There are no registration or filing requirements for an offshore trust, so confidentiality is easily maintained. The perpetuity period of the trust can be up to 80 years and income can be accumulated for the perpetuity period.
b. Proper law of trusts
The “proper law” is the law of the jurisdiction stated in the trust instrument. If not expressly provided for, it is the jurisdiction with which the trust had its closest connection at the time of its creation (meaning place of administration, situs of assets, residence of trustee, and fulfilment of trust).
Barbados is a party to the Hague Convention on the Law Applicable to Trusts and on their Recognition, July 1, 1985, which seeks to establish common provisions on the law applicable to trusts.
It is preferable that the trust assets be managed in Barbados. If not, it is important to ensure that they are in a jurisdiction which recognizes trusts and applies similar rules of private international law as does Barbados. If the assets are held in a jurisdiction where trusts are not recognized or different international laws are applied, then the judgment creditor may succeed in enforcing judgment directly against the assets in that jurisdiction.

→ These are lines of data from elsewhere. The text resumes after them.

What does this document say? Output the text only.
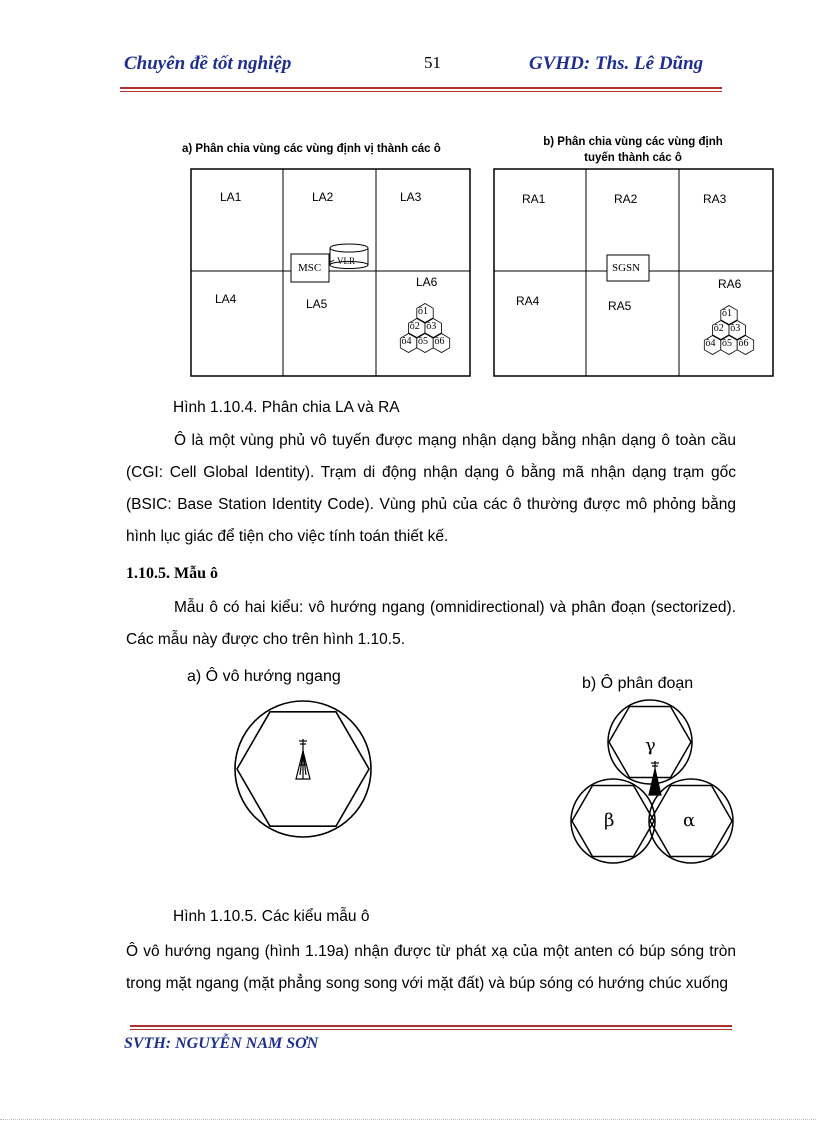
Chuyên đề tốt nghiệp	51	GVHD: Ths. Lê Dũng
a) Phân chia vùng các vùng định vị thành các ô
b) Phân chia vùng các vùng định
tuyến thành các ô
LA1	LA2	LA3
LA4	LA5
LA6
MSC
VLR
ô1
ô2 ô3
ô4 ô5 ô6
RA1	RA2	RA3
RA4	RA5
RA6
SGSN
ô1
ô2 ô3
ô4 ô5 ô6
Hình 1.10.4. Phân chia LA và RA
Ô là một vùng phủ vô tuyến được mạng nhận dạng bằng nhận dạng ô toàn cầu (CGI: Cell Global Identity). Trạm di động nhận dạng ô bằng mã nhận dạng trạm gốc (BSIC: Base Station Identity Code). Vùng phủ của các ô thường được mô phỏng bằng hình lục giác để tiện cho việc tính toán thiết kế.
1.10.5. Mẫu ô
Mẫu ô có hai kiểu: vô hướng ngang (omnidirectional) và phân đoạn (sectorized). Các mẫu này được cho trên hình 1.10.5.
a) Ô vô hướng ngang	b) Ô phân đoạn
γ
β	α
Hình 1.10.5. Các kiểu mẫu ô
Ô vô hướng ngang (hình 1.19a) nhận được từ phát xạ của một anten có búp sóng tròn trong mặt ngang (mặt phẳng song song với mặt đất) và búp sóng có hướng chúc xuống
SVTH: NGUYỄN NAM SƠN
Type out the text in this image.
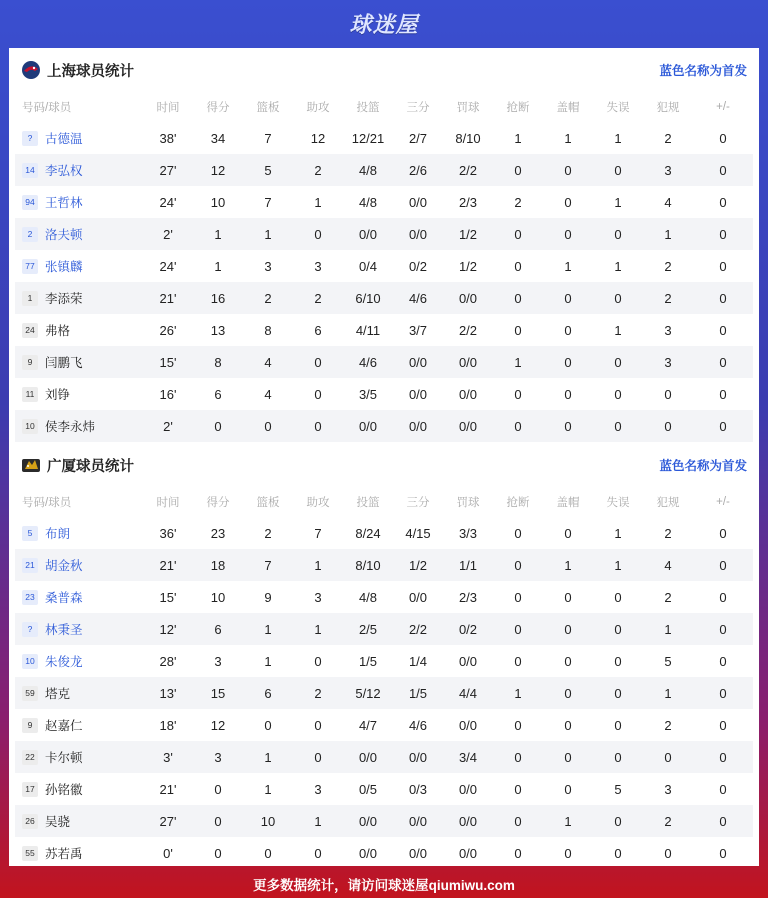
球迷屋
上海球员统计	蓝色名称为首发
号码/球员	时间	得分	篮板	助攻	投篮	三分	罚球	抢断	盖帽	失误	犯规	+/-
? 古德温	38'	34	7	12	12/21	2/7	8/10	1	1	1	2	0
14 李弘权	27'	12	5	2	4/8	2/6	2/2	0	0	0	3	0
94 王哲林	24'	10	7	1	4/8	0/0	2/3	2	0	1	4	0
2 洛夫顿	2'	1	1	0	0/0	0/0	1/2	0	0	0	1	0
77 张镇麟	24'	1	3	3	0/4	0/2	1/2	0	1	1	2	0
1 李添荣	21'	16	2	2	6/10	4/6	0/0	0	0	0	2	0
24 弗格	26'	13	8	6	4/11	3/7	2/2	0	0	1	3	0
9 闫鹏飞	15'	8	4	0	4/6	0/0	0/0	1	0	0	3	0
11 刘铮	16'	6	4	0	3/5	0/0	0/0	0	0	0	0	0
10 侯李永炜	2'	0	0	0	0/0	0/0	0/0	0	0	0	0	0
广厦球员统计	蓝色名称为首发
号码/球员	时间	得分	篮板	助攻	投篮	三分	罚球	抢断	盖帽	失误	犯规	+/-
5 布朗	36'	23	2	7	8/24	4/15	3/3	0	0	1	2	0
21 胡金秋	21'	18	7	1	8/10	1/2	1/1	0	1	1	4	0
23 桑普森	15'	10	9	3	4/8	0/0	2/3	0	0	0	2	0
? 林秉圣	12'	6	1	1	2/5	2/2	0/2	0	0	0	1	0
10 朱俊龙	28'	3	1	0	1/5	1/4	0/0	0	0	0	5	0
59 塔克	13'	15	6	2	5/12	1/5	4/4	1	0	0	1	0
9 赵嘉仁	18'	12	0	0	4/7	4/6	0/0	0	0	0	2	0
22 卡尔顿	3'	3	1	0	0/0	0/0	3/4	0	0	0	0	0
17 孙铭徽	21'	0	1	3	0/5	0/3	0/0	0	0	5	3	0
26 吴骁	27'	0	10	1	0/0	0/0	0/0	0	1	0	2	0
55 苏若禹	0'	0	0	0	0/0	0/0	0/0	0	0	0	0	0
更多数据统计，请访问球迷屋qiumiwu.com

One of the primary duties of the trustees is to make trust assets productive by purchasing investments from which income and/or capital appreciation might be expected. The power to invest can be made explicit in the trust instrument or the trustee can rely on the provisions of the Trustee Act. The majority of trust companies in Barbados have specialized expertise in asset management and are able to fulfil their obligations with ease.